The commit message that introduced a piece of code is often the clearest documentation you'll get. Read it.

Identify the load-bearing parts

Not all code matters equally. Find the parts that can't change casually:

  • The schema — touch with extreme care, migrations required
  • The public API — consumers depend on the exact shape
  • Authentication / authorization — wrong move here ships breaches
  • The money path — billing, payouts, refunds
  • The data integrity invariants — uniqueness, foreign keys, state machines that promise "this never goes backwards"

Mark these in your mental map. Different parts of the codebase deserve different levels of paranoia.

Identify the dead and the deprecated

Most legacy codebases have layers — what's actually in use, what's half-replaced, what's dead code nobody dared delete.

Signals:

  • A directory not touched in 2 years → likely dead or stable. Confirm by checking if it's imported anywhere.
  • A function with no callers (rg for the name) → probably dead. Sometimes called via reflection / dynamic dispatch — verify before deleting.
  • Two implementations of the same thing (AuthService and auth_service_v2) → one is the future. Find the one currently in use and treat the other as legacy.
  • A feature flag that's been "100% on" for 18 months → the alternative code path is dead. Schedule removal.

Don't delete dead code on your first day. Note it. Confirm later.

The conversation with the original author

If the author is leaving or unavailable soon, get an hour with them. You will not learn this from the code:

What questions to ask

  • "What's the part you'd warn me about? The weird stuff."
  • "What does this thing do that nobody outside the team realizes?"
  • "Who relies on this? Internal and external."
  • "What broke in the last year, and what did you do?"
  • "What did you almost build but decided not to? Why?"
  • "What would you change if you could spend a week here?"
  • "What's the worst that's happened in production?"
  • "What's the dumbest thing you've shipped that's still there?"
  • "What runbooks exist? Where? Are they current?"
  • "Who else knows this code, even partially?"
  • "What's the on-call story? What pages, and how do you respond?"

What to write down

Not just answers — the things they hesitated on, contradicted, said "oh that's a long story" about. Those are landmines.
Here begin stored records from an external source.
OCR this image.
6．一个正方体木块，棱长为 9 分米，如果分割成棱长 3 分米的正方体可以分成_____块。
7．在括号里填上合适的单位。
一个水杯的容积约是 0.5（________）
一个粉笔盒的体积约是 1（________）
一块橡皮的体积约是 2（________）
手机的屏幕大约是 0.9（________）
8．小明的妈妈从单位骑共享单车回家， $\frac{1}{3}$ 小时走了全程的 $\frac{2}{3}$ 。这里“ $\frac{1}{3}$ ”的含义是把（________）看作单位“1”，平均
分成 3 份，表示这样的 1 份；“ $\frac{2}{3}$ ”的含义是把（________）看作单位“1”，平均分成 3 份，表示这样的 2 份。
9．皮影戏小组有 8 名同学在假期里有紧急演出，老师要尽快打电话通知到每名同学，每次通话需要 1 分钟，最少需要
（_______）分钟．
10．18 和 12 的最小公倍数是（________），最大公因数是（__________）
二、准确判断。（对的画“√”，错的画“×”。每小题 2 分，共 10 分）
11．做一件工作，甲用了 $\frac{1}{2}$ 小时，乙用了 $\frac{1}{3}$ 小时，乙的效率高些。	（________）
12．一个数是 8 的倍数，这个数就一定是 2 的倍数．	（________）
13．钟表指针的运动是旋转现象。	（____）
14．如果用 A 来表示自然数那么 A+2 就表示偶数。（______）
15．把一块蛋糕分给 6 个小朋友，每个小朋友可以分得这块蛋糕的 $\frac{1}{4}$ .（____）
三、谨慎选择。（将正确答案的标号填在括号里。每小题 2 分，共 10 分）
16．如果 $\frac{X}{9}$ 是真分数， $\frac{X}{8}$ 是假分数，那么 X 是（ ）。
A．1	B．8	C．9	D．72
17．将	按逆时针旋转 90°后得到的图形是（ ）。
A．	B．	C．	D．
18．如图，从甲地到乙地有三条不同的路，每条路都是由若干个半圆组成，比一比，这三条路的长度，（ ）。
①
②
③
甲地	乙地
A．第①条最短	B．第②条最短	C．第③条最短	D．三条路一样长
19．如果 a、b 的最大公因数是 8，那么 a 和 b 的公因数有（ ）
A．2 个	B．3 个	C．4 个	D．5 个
Record the call if they're okay with it. Take notes. Send the notes to the team in a doc that lives somewhere durable.

When you start changing things

  • Smallest possible change first. Fix a typo, rename a variable, add a log line. Get the build/test/deploy loop working under your hands.
  • Read the existing tests for the area before you change code. They tell you what the team considers important.
  • Add a test before you change behavior. Even for tiny changes. You'll be glad to have it.
  • Write down what you learned. Update the README, add comments in confusing places, leave breadcrumbs for the next person — who might be you in 6 months.
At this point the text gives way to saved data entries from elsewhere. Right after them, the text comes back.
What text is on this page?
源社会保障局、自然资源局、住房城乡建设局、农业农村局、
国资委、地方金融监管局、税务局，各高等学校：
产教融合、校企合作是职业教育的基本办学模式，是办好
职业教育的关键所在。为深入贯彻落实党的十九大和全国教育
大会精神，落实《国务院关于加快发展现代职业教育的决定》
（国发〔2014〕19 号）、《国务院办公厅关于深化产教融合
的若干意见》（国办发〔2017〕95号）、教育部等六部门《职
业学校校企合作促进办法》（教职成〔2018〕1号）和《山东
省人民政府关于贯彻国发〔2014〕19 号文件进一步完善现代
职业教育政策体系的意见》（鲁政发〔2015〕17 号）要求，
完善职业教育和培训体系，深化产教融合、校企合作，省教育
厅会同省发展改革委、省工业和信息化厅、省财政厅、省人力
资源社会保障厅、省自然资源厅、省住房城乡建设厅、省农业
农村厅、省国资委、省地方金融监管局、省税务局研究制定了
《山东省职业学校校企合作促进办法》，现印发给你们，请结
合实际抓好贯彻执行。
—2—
Anti-patterns when inheriting code

  • The cleanup rampage. Day-three rewrites of "ugly" code you don't yet understand. Resist.
  • Asking "why is this like this?" without first checking git blame. The answer is usually in the commit.
  • Trusting the comments. Comments rot. The code is the truth; the tests are the second truth; the comments are the third truth.
  • Skipping the schema. Engineers love to dive into the controllers. The schema is more important.

Output format

When orienting in a new codebase, produce:

## What this is
<one paragraph: purpose, deployment, who depends on it>

## The map
- Entry points: <files>
- Domain core: <directory>
- Data layer: <directory + schema location>
- External integrations: <list>
- Test layout: <where, what kind>

## Load-bearing
- <area>: <why>

## Dead or deprecated (tentative)
- <area>: <signals it might be dead>

## Open questions
- <list — to ask original author or product>

## First proposed changes
1. <small, safe, useful change to validate the loop>

The first 80% of "understanding a legacy codebase" is just doing this work systematically. The other 20% comes from being there a while.